Peternella besucht den Schriftsteller auf Mariaplan, doch das Interview verläuft nicht wie erwartet. Im Frühstücksraum der Pension trifft Peternella auf seinen alten Studienkollegen, der ebenfalls eine Reportage schreiben soll. Zufällig wohnt sein Interviewpartner Alois Prrhrrwcz, ein berühmter Bildhauer und Nazikommunist, auch auf Mariaplan.
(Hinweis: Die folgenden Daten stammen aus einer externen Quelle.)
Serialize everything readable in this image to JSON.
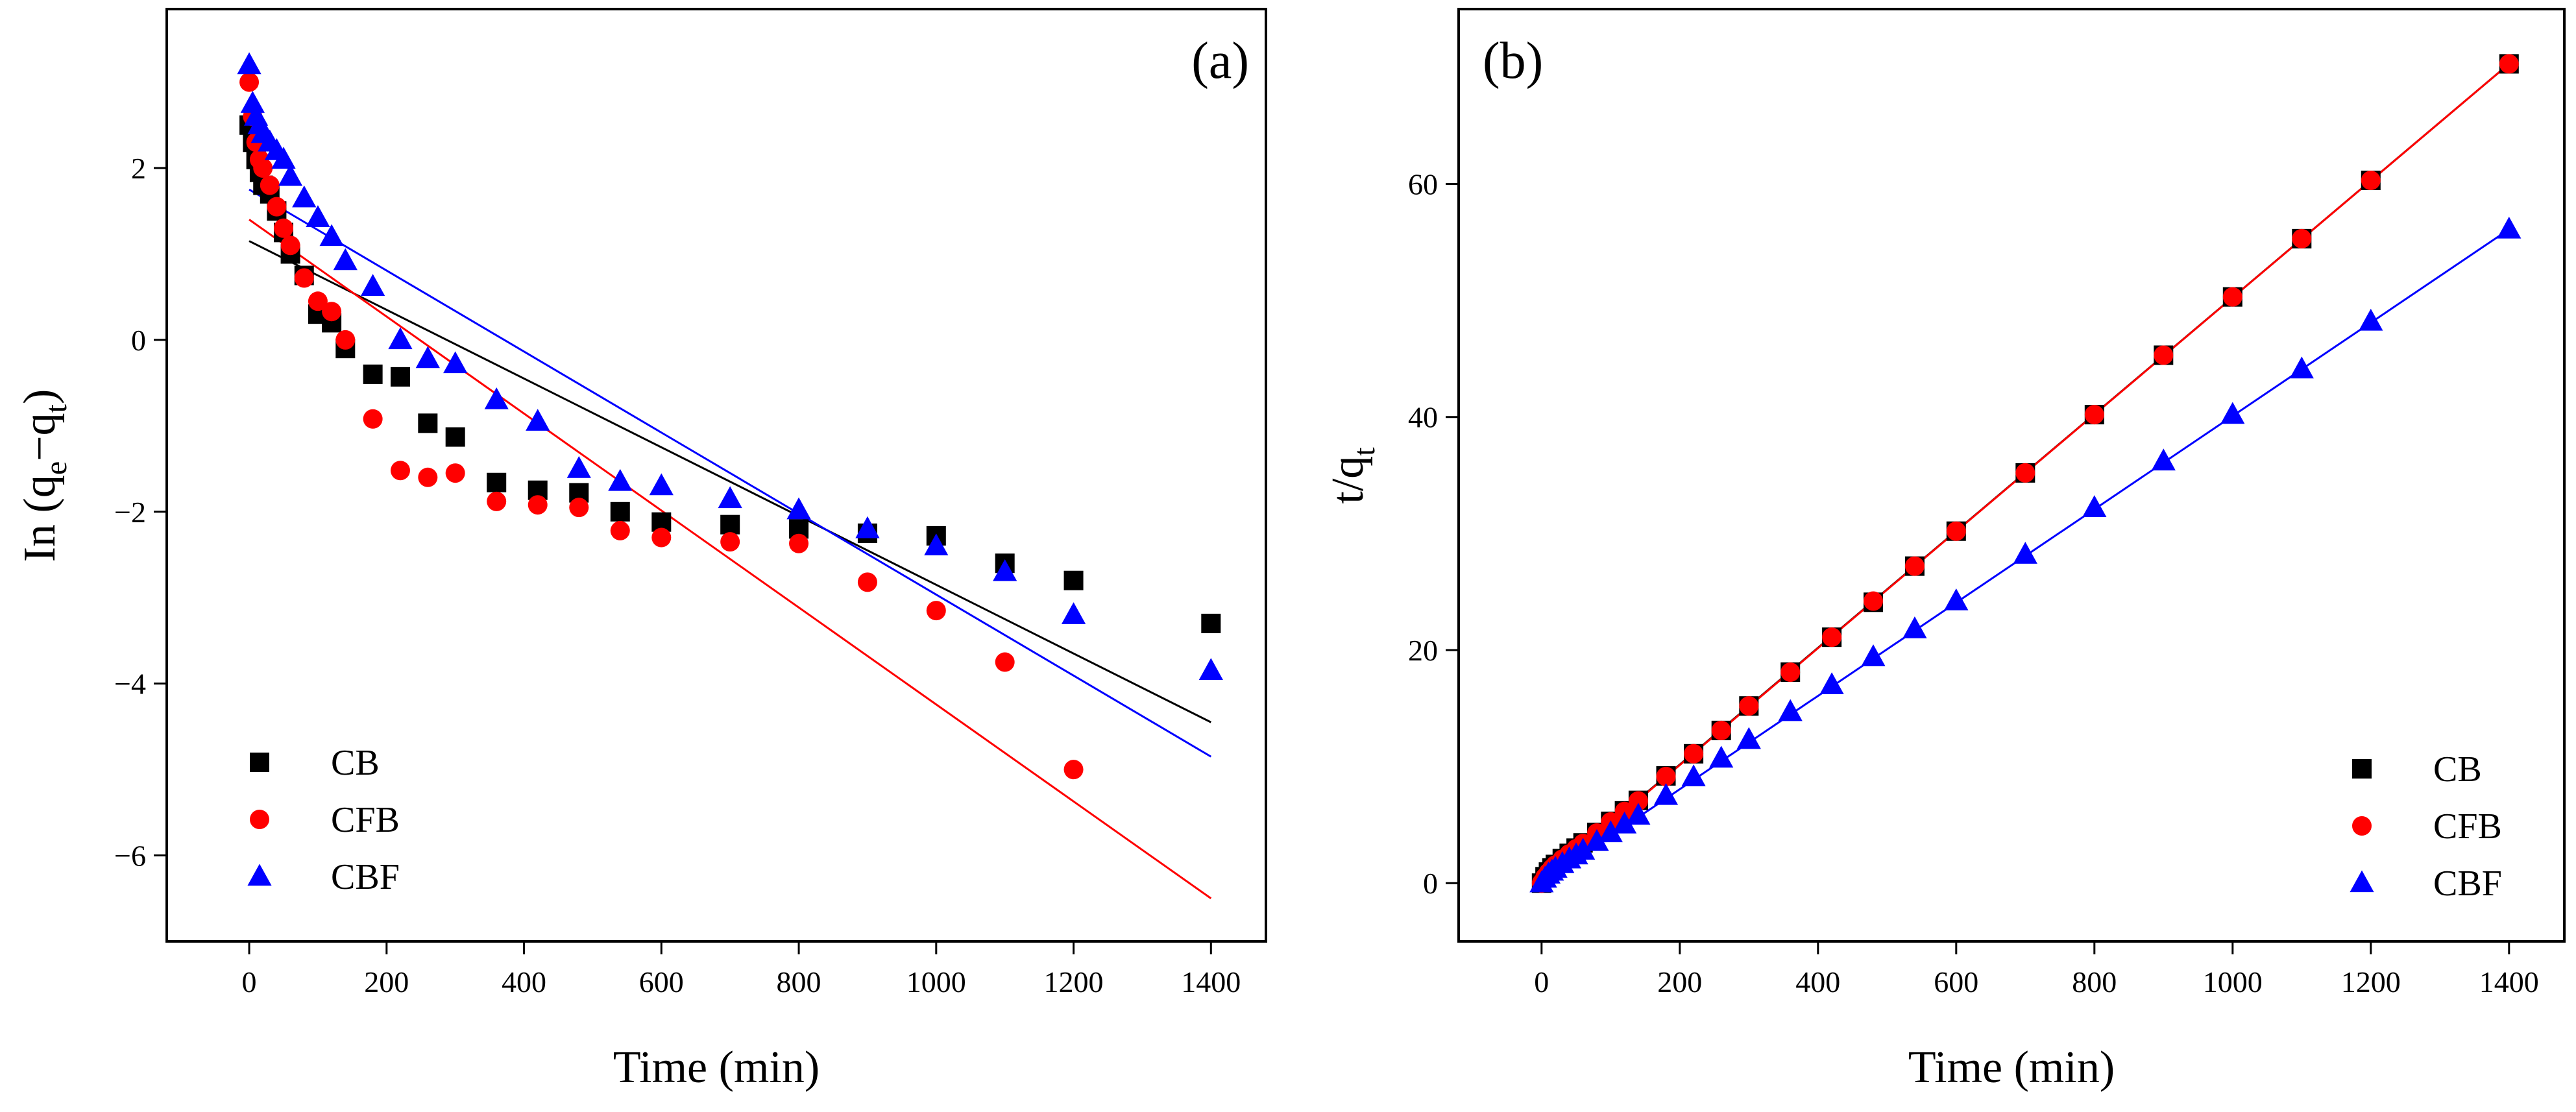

Bei einem weiteren Treffen mit dem Schriftsteller Peter erfährt Peternella, dass dieser seinen Nachbarn nicht ausstehen kann und Peter überredet Peternella, auf die Blumenbeete des verfeindeten Nachbarn Prrhrrwcz Kuhmist zu verteilen.

Im Verlaufe eines Besäufnisses in der Pension sieht Peternella nicht mehr klar. Dass neben Schweinen an der Feier auch Kinder auf den Grill gespießt und gegessen werden, könnte an seiner gestörten Wahrnehmung liegen. In Ermangelung eines eigenen Fahrzeugs muss er sich jedes Mal von der Pension nach Mariaplan bringen lassen und gelegentlich begleiten ihn dabei noch weitere Fahrgäste im Auto, das der Zivildiener Isidor steuert. Bei einem Treffen fachsimpeln Peternella und Peter über Gott und die Welt, über Freud, Schopenhauer und Voltaire. Peter enthüllt dem Journalist, dass er an einem großen Stück schreibt, an Voltaires Arschbacken, für das er ihm die Exklusivrechte verspricht. Allerdings verlangt er von Peternella mit ihm in dessen Stadtwohnung zu fahren.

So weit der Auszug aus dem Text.